On Wednesday, Taoiseach Enda Kenny walked the streets of Dublin’s north inner city.
The small community, within spitting distance of the IFSC and the ‘Silicon Docks’, has endured more than any should during the recent drug-gang feuding.
Mr Kenny’s goal is admirable: Improve the standard of life there and mitigate the damage done by violence and addiction. He spoke of “economic and social regeneration”.
Some €1.6m will be spent in and around Sherriff St, developing facilities and tidying up the urban landscape.
When ranged against the financial and criminal fire-power of the Kinahan gang, €1.6m is not much. Let’s be blunt. Dublin’s inner city will not be transformed on that budget.
I can’t help but think of the anti-drugs campaign fronted by the late first lady of the US, Nancy Reagan.
‘Just Say No’ became synonymous with missing the point. Young people in deprived parts of the US weren’t doing drugs because they were lacking in education about the effects.
That campaign ran in parallel with the ‘war on drugs’ — expensive military action that affected little change on the streets.
Don’t get me wrong. Mr Kenny has correctly identified social and economic deprivation as the pivotal factors in the Irish drugs scene. However, a failure by European policy-makers to consider the politically unpalatable may frustrate his ambition to regenerate the inner city.
There are two options currently not being pursued. Pump so much money into deprived communities that they become economically improved beyond recognition, or tackle the gangs at source by taking away their revenue.
From an economic point of view, if not a moral one, the legalisation of some drugs is becoming an increasingly compelling idea.
The rate of return for the drug lords is without comparison. Efforts by the authorities to disrupt their activities and take away some of their assets might nibble at the margins, but the business model is robust.
In the battle against the gangs in Ireland, hundreds of millions of euro are spent on policing. The global drugs trade is worth €270bn. Around half of this amount is accounted for by the trade in cannabis.
A significant chunk of the Kinahan cartel’s reputed €500m wealth is from weed. In a single swoop last year, gardaí reportedly seized €1.7m worth of their product. Yet the gang still thrives.
Economic analysis shows that the street price for the drug drops significantly once it is legalised.
The relatively high price being charged compensates dealers for the risks they must take to evade the law.

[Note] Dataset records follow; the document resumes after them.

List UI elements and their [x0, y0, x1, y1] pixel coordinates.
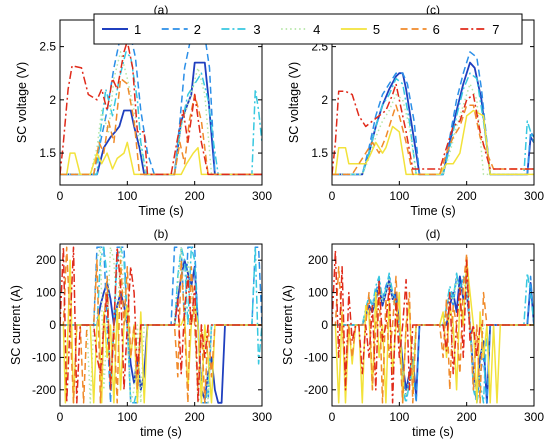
series-group [60, 35, 262, 176]
legend-box [93, 13, 523, 45]
y-tick-label: 0 [321, 318, 328, 332]
x-axis-label: time (s) [140, 425, 182, 439]
y-tick-label: 200 [308, 253, 328, 267]
series-line-5 [60, 141, 262, 176]
panel-d: 0 100 200 300 -200 -100 0 100 200 (d) time (s) SC c… [281, 227, 544, 439]
series-line-2 [60, 35, 262, 176]
x-tick-label: 300 [524, 189, 544, 203]
legend-label-4: 4 [313, 22, 320, 37]
series-line-4 [60, 51, 262, 176]
y-tick-label: 2.5 [39, 40, 56, 54]
series-line-5 [60, 259, 262, 404]
series-group [332, 51, 534, 176]
x-axis-label: Time (s) [410, 204, 455, 218]
x-tick-label: 0 [57, 410, 64, 424]
x-axis-label: Time (s) [138, 204, 183, 218]
panel-title: (b) [154, 227, 169, 241]
series-line-4 [332, 83, 534, 176]
legend-label-6: 6 [433, 22, 440, 37]
series-line-7 [332, 249, 534, 404]
series-line-6 [60, 77, 262, 176]
y-axis-label: SC current (A) [281, 285, 295, 365]
series-line-7 [332, 83, 534, 175]
y-tick-label: 100 [308, 286, 328, 300]
x-tick-label: 200 [185, 410, 205, 424]
legend-label-5: 5 [373, 22, 380, 37]
series-line-5 [332, 259, 534, 404]
y-tick-label: -200 [32, 383, 56, 397]
y-tick-label: 200 [36, 253, 56, 267]
x-tick-label: 200 [457, 189, 477, 203]
x-tick-label: 0 [57, 189, 64, 203]
legend-label-3: 3 [253, 22, 260, 37]
x-tick-label: 100 [389, 410, 409, 424]
x-tick-label: 100 [117, 189, 137, 203]
x-tick-label: 0 [329, 189, 336, 203]
x-tick-label: 100 [389, 189, 409, 203]
panel-title: (d) [426, 227, 441, 241]
y-tick-label: -100 [32, 350, 56, 364]
y-tick-label: 0 [49, 318, 56, 332]
axes-frame [331, 19, 535, 186]
series-line-7 [60, 246, 262, 404]
series-line-6 [332, 104, 534, 176]
y-tick-label: 2 [49, 93, 56, 107]
legend-label-1: 1 [134, 22, 141, 37]
y-tick-label: 2 [321, 93, 328, 107]
series-line-1 [60, 61, 262, 176]
y-axis-label: SC voltage (V) [15, 62, 29, 143]
y-tick-label: 100 [36, 286, 56, 300]
series-group [60, 246, 262, 404]
legend-label-7: 7 [492, 22, 499, 37]
x-tick-label: 300 [252, 189, 272, 203]
legend: 1 2 3 4 5 6 7 [93, 13, 523, 45]
x-axis-label: time (s) [412, 425, 454, 439]
x-tick-label: 100 [117, 410, 137, 424]
legend-label-2: 2 [194, 22, 201, 37]
y-axis-label: SC voltage (V) [287, 62, 301, 143]
panel-b: 0 100 200 300 -200 -100 0 100 200 (b) time (s) SC c… [9, 227, 272, 439]
series-line-2 [332, 51, 534, 176]
series-line-3 [60, 51, 262, 176]
x-tick-label: 300 [524, 410, 544, 424]
y-tick-label: -200 [304, 383, 328, 397]
x-tick-label: 0 [329, 410, 336, 424]
series-line-4 [332, 278, 534, 398]
y-tick-label: 1.5 [311, 146, 328, 160]
y-axis-label: SC current (A) [9, 285, 23, 365]
y-tick-label: 1.5 [39, 146, 56, 160]
series-line-6 [60, 246, 262, 404]
x-tick-label: 300 [252, 410, 272, 424]
series-line-6 [332, 252, 534, 404]
series-line-5 [332, 109, 534, 176]
x-tick-label: 200 [457, 410, 477, 424]
series-line-4 [60, 246, 262, 404]
y-tick-label: -100 [304, 350, 328, 364]
series-group [332, 249, 534, 404]
axes-frame [59, 19, 263, 186]
series-line-7 [60, 40, 262, 176]
x-tick-label: 200 [185, 189, 205, 203]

If the price of cannabis falls dramatically, the business model is no longer so lucrative.
The legalisation of cannabis was once beyond the pale of decent society. When Luke ‘Ming’ Flanagan put a motion before the Dáil, in 2013, proposing that it be legalised, it was overwhelmingly rejected.

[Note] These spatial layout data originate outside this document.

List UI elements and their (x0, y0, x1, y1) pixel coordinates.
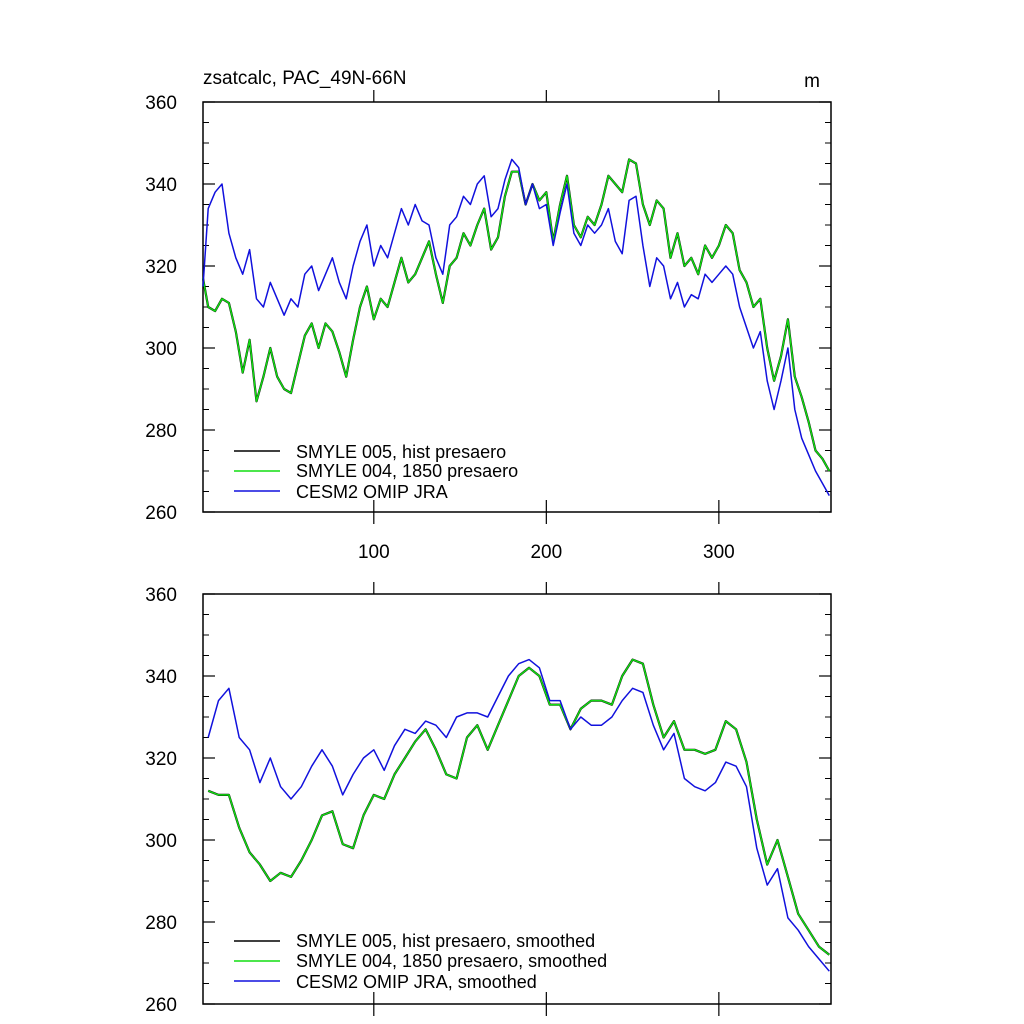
series-line-green (202, 158, 830, 472)
y-tick-label: 260 (145, 503, 177, 524)
top-panel: zsatcalc, PAC_49N-66N m 260 280 300 320 340 3… (145, 68, 832, 563)
y-tick-label: 360 (145, 585, 177, 606)
x-tick-label: 300 (703, 542, 735, 563)
series-line-blue (207, 658, 830, 972)
y-tick-label: 280 (145, 913, 177, 934)
legend-label: SMYLE 004, 1850 presaero, smoothed (296, 951, 607, 971)
legend-label: SMYLE 005, hist presaero (296, 442, 506, 462)
top-legend: SMYLE 005, hist presaero SMYLE 004, 1850… (234, 442, 518, 502)
legend-label: CESM2 OMIP JRA, smoothed (296, 972, 537, 992)
legend-label: CESM2 OMIP JRA (296, 482, 448, 502)
y-tick-label: 320 (145, 749, 177, 770)
series-line-green (207, 658, 830, 956)
top-series (201, 158, 831, 496)
bottom-legend: SMYLE 005, hist presaero, smoothed SMYLE… (234, 931, 607, 992)
legend-label: SMYLE 004, 1850 presaero (296, 461, 518, 481)
y-tick-label: 300 (145, 339, 177, 360)
y-tick-label: 260 (145, 995, 177, 1016)
y-tick-label: 340 (145, 175, 177, 196)
x-tick-label: 200 (530, 542, 562, 563)
y-tick-label: 340 (145, 667, 177, 688)
x-tick-label: 100 (358, 542, 390, 563)
bottom-panel: 260 280 300 320 340 360 SMYLE 005, hist presa… (145, 582, 832, 1016)
y-tick-label: 320 (145, 257, 177, 278)
top-x-ticks: 100 200 300 (358, 90, 735, 563)
series-line-black (207, 658, 830, 956)
top-panel-title: zsatcalc, PAC_49N-66N (203, 68, 406, 89)
y-tick-label: 360 (145, 93, 177, 114)
series-line-blue (202, 158, 830, 496)
bottom-series (207, 658, 830, 972)
y-tick-label: 300 (145, 831, 177, 852)
series-line-black (201, 158, 831, 472)
units-label: m (804, 71, 820, 92)
y-tick-label: 280 (145, 421, 177, 442)
bottom-y-ticks: 260 280 300 320 340 360 (145, 585, 831, 1016)
bottom-x-ticks (373, 582, 720, 1016)
legend-label: SMYLE 005, hist presaero, smoothed (296, 931, 595, 951)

However, just look at the world outside. Cannabis is now legal for recreational use in four US states and licensed for medical use in 20 others. It is effectively legal in the Netherlands. Canada is poised to legalise next year. Mexican cannabis cartels are, meanwhile, being run into the ground.
It is reported by National Public Radio in the US that a kilo of marijuana grown in Mexico five years ago was worth $90.
Now, the drug growers are getting less than half that. Marijuana seizures by the US border authorities last year fell to their lowest level in a decade.
The Mexican cartels are being put out of business by US cannabis growers.
Concerns remain, of course, that legalisation would lead to more people using the drug — and it carries mental health risks. There are also worries that it acts as a ‘gateway drug’ to harder and more dangerous substances.
The considerations about the societal risks of drug legalisation are weighed against allowing the continued existence of massive criminal gangs who can devastate communities and seemingly kill with impunity.
Of course, the likes of the Kinahan cartel could simply focus their efforts on highly lucrative drugs, such as cocaine and heroin. But take away cannabis and you take away a key revenue stream.
Ultimately, a European-level decision would be needed to reach a definitive solution.
Ireland could hardly go it alone on drug legalisation. In the meantime, the cartels will continue to coin it.
Paul Colgan is economics editor at Ireland Live News on UTV Ireland.